“Born to be Bitter” is the first of six sections in the book, Bitter, by Jennifer McLagan, c2014. In it she describes the bitter taste stars of the vegetable kingdom along with fruits, drinks like coffee and tea, bitters for alcoholic drinks, and chocolate and tobacco (surprise!) rounding out the selection.
Taking it for granted that the reader already knows something about taste, McLagan avows the abhorrence we normally have for bitterness. Most of us would prefer sweet as a flavor option in most dishes and foods. The bitter option, though, is often consigned to forbidden substances and those that are intrinsically bad for us, like inedible fruits or vegetables.
McLagan lives in Toronto. She’s a classically trained chef in the French tradition and has traveled and worked in kitchens world-wide. Her professional focus is food writing (she’s written several books including one on enjoying animal fat) and in Bitter, she discovers bitter as a taste sensation, rather than a flavor to avoid.
Is bitter opposite of sweet?
To discover bitter, or should I say re-discover it, is to add a dimension of taste to your palate. You’ve heard this before—that human tongues recognize six different tastes. So, preferring a single taste sensation, like all sweet and nothing but—ends up overwhelming our taste buds and compromising diet plans in the process.
Desire for a single taste also means that we loose the natural curiosity for all six tastes—sweet, sour, salty, pungent, bitter, and astringent—the full-palate of tastes human tongues can recognize. The bitter taste, the opposite of sweet, is seen by McLagan as sophisticated.
Nutritionists and aspiring cooks know that the bitter tastes, when incorporated into a dish, add health benefits you may not have expected. Bitters are like probiotics, working towards optimal digestion. Bitter taste stimulates digestion, and as Guido Mase says, “Keeps things humming along”.
For those of us who aren’t sure of either the names or of type of flavor bitter will impart to a dish, McLagan explains plainly in both text and photographs with Aya Brackett’s strikingly beautiful images.
Take a second look at rapini, escarole, the endives, and dandelion. Know that your passionate love of salads with arugula and tarragon presupposes that you actually do love bitter, if secretly.

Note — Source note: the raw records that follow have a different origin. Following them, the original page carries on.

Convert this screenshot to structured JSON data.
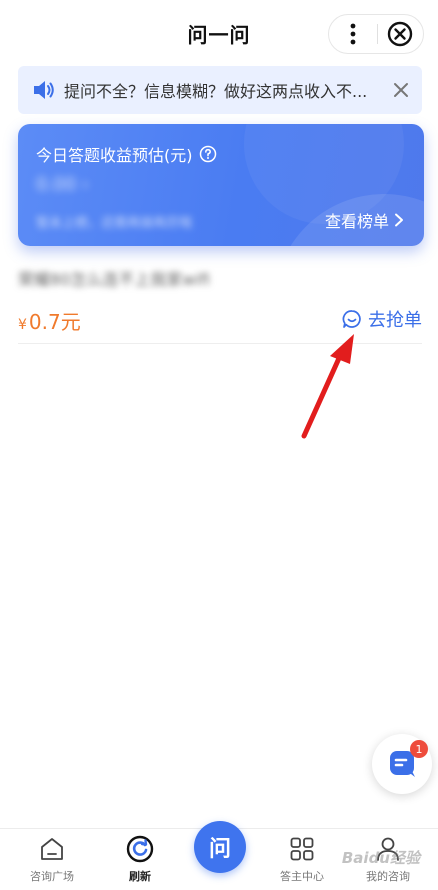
{
  "header": {
    "title": "问一问",
    "more_icon": "more-vertical-icon",
    "close_icon": "close-circle-icon"
  },
  "notice": {
    "icon": "speaker-icon",
    "text": "提问不全？信息模糊？做好这两点收入不...",
    "close_icon": "close-icon"
  },
  "earnings_card": {
    "label": "今日答题收益预估(元)",
    "help_icon": "question-circle-icon",
    "amount": "0.00 ›",
    "subtitle": "暂未上榜，还需再接再厉哦",
    "rank_link": "查看榜单",
    "accent": "#4a7cf2"
  },
  "question": {
    "title": "荣耀80怎么连不上我家wifi",
    "currency": "¥",
    "price": "0.7元",
    "grab_label": "去抢单",
    "price_color": "#f07a2c",
    "link_color": "#3b6fe8"
  },
  "floating": {
    "icon": "chat-bubble-icon",
    "badge": "1"
  },
  "bottom_nav": {
    "items": [
      {
        "label": "咨询广场",
        "icon": "home-icon"
      },
      {
        "label": "刷新",
        "icon": "refresh-icon"
      },
      {
        "label": "问",
        "icon": "ask-icon"
      },
      {
        "label": "答主中心",
        "icon": "grid-icon"
      },
      {
        "label": "我的咨询",
        "icon": "user-icon"
      }
    ]
  },
  "watermark": "Baidu经验"
}
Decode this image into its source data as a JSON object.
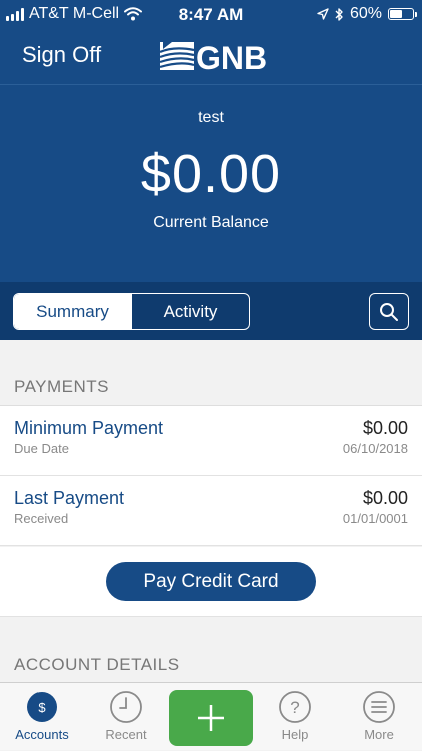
{
  "status_bar": {
    "carrier": "AT&T M-Cell",
    "time": "8:47 AM",
    "battery_percent": "60%",
    "battery_level": 0.6,
    "icons": [
      "signal-bars-icon",
      "wifi-icon",
      "location-arrow-icon",
      "bluetooth-icon",
      "battery-icon"
    ]
  },
  "nav": {
    "sign_off_label": "Sign Off",
    "logo_text": "GNB"
  },
  "hero": {
    "account_name": "test",
    "balance": "$0.00",
    "balance_label": "Current Balance"
  },
  "segments": {
    "items": [
      {
        "label": "Summary",
        "active": true
      },
      {
        "label": "Activity",
        "active": false
      }
    ],
    "search_icon": "search-icon"
  },
  "payments": {
    "header": "PAYMENTS",
    "rows": [
      {
        "title": "Minimum Payment",
        "subtitle": "Due Date",
        "amount": "$0.00",
        "date": "06/10/2018"
      },
      {
        "title": "Last Payment",
        "subtitle": "Received",
        "amount": "$0.00",
        "date": "01/01/0001"
      }
    ],
    "pay_button_label": "Pay Credit Card"
  },
  "account_details": {
    "header": "ACCOUNT DETAILS"
  },
  "tab_bar": {
    "items": [
      {
        "label": "Accounts",
        "icon": "dollar-circle-icon",
        "active": true
      },
      {
        "label": "Recent",
        "icon": "clock-icon",
        "active": false
      },
      {
        "label": "",
        "icon": "plus-icon",
        "active": false
      },
      {
        "label": "Help",
        "icon": "question-circle-icon",
        "active": false
      },
      {
        "label": "More",
        "icon": "menu-circle-icon",
        "active": false
      }
    ]
  },
  "colors": {
    "brand_blue": "#174b86",
    "dark_blue": "#0f3b6e",
    "action_green": "#49a94a"
  }
}
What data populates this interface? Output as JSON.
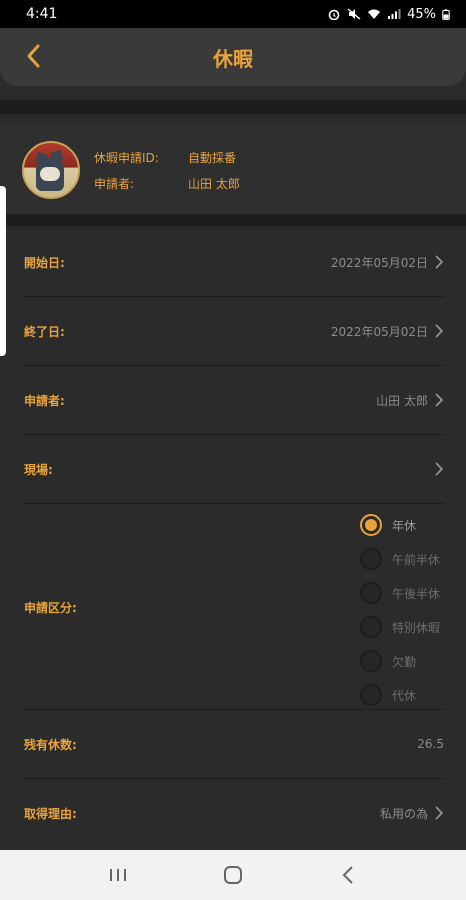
{
  "status_bar": {
    "time": "4:41",
    "battery": "45%"
  },
  "app_bar": {
    "title": "休暇"
  },
  "profile": {
    "id_label": "休暇申請ID:",
    "id_value": "自動採番",
    "applicant_label": "申請者:",
    "applicant_value": "山田 太郎"
  },
  "fields": {
    "start_date": {
      "label": "開始日:",
      "value": "2022年05月02日"
    },
    "end_date": {
      "label": "終了日:",
      "value": "2022年05月02日"
    },
    "applicant": {
      "label": "申請者:",
      "value": "山田 太郎"
    },
    "site": {
      "label": "現場:",
      "value": ""
    },
    "category": {
      "label": "申請区分:",
      "options": [
        "年休",
        "午前半休",
        "午後半休",
        "特別休暇",
        "欠勤",
        "代休"
      ],
      "selected": "年休"
    },
    "remaining": {
      "label": "残有休数:",
      "value": "26.5"
    },
    "reason": {
      "label": "取得理由:",
      "value": "私用の為"
    }
  },
  "colors": {
    "accent": "#e8a33a",
    "background": "#2b2b2b",
    "muted_text": "#8c8c8c"
  },
  "icons": [
    "back-arrow-icon",
    "chevron-right-icon",
    "recent-apps-icon",
    "home-icon",
    "nav-back-icon",
    "alarm-icon",
    "mute-icon",
    "wifi-icon",
    "signal-icon",
    "battery-icon"
  ]
}
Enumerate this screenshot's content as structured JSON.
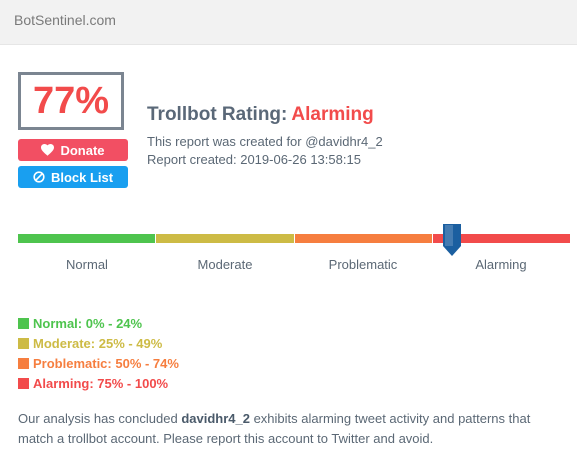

Look into the heart of a curly endive, and you see its lighter color, while the outer leaves darken to a deeper green. McLagan says to lightly cook those outer leaves to “temper their bitterness” and reserve the tender inner leaves for salad.
Salad dressings like Hot Bacon or Anchovy are favorites of McLagan’s for matching bitter with fat to achieve a sophisticated omnivore palate. The chef herself, a native of Australia, is keen on the European style of preparing a dish, dressed with a French accent, and modified by travels worldwide and in her.
McLagan’s knowledge of taste is defined broadly. Years of European style cuisine have tended towards a preference of meat and fowl. And yet Bitter is almost entirely about and focused on plants. The fact that many of her recipes tend to feature animal-based dishes is meant to amplify the nature of bitter—that it stands up to heavy, fatty foods.
She explains the nature of bitter by sorting out aspects of it complimented by one or more of the other five tastes we recognize. Well-known flavors are: sweet, sour, salty. We also know pungent well— the kind in pickles that have been marinated in a salty brine with vinegar and spices. When cured and ready, the pickles can produce a mild sweat, at the very least a hot sensation on the tongue.
Special inserts to the sections offer the history of bitterness in alcoholic beverages like beer and cocktails. Bitters create character distinction for branded cocktails—the ones you know by name have specific recipes and thus include bitters to impart the expected flavor.
In any of the special inserts by McLagan, the reader gains an entire perspective on bitter. Popping up at random in the chapters, inserts are actually mini-essays, engagingly written as “The World’s Most Expensive Vegetable”. It’s about eating hop shoots, or “Drink that Built an Empire”, about gin and tonic; or “Bitterest Plant in the World”, about an herb, gentian, found in Angostura bitters and the soft drink of yore, “Moxie”.
McLagan makes note of the personal side of bitter, as the reader might be wondering specifically about how to relate to the taste. Her essays prove what on earth could be healthy, in “Healthy Bitter”; whatever are “Phytochemicals”, what could be understood by “Talking Bitter”, or “Hearing Taste”.
Incorporating bitter into your kitchen repertoire is what, according to McLagan, makes you a savvy chef. If you try a little bit at a time, bitter will grow on you. And you’ll find yourself discovering more about bitterness and how attractive it is. According to McLagan, “food without bitterness lacks depth and complexity.”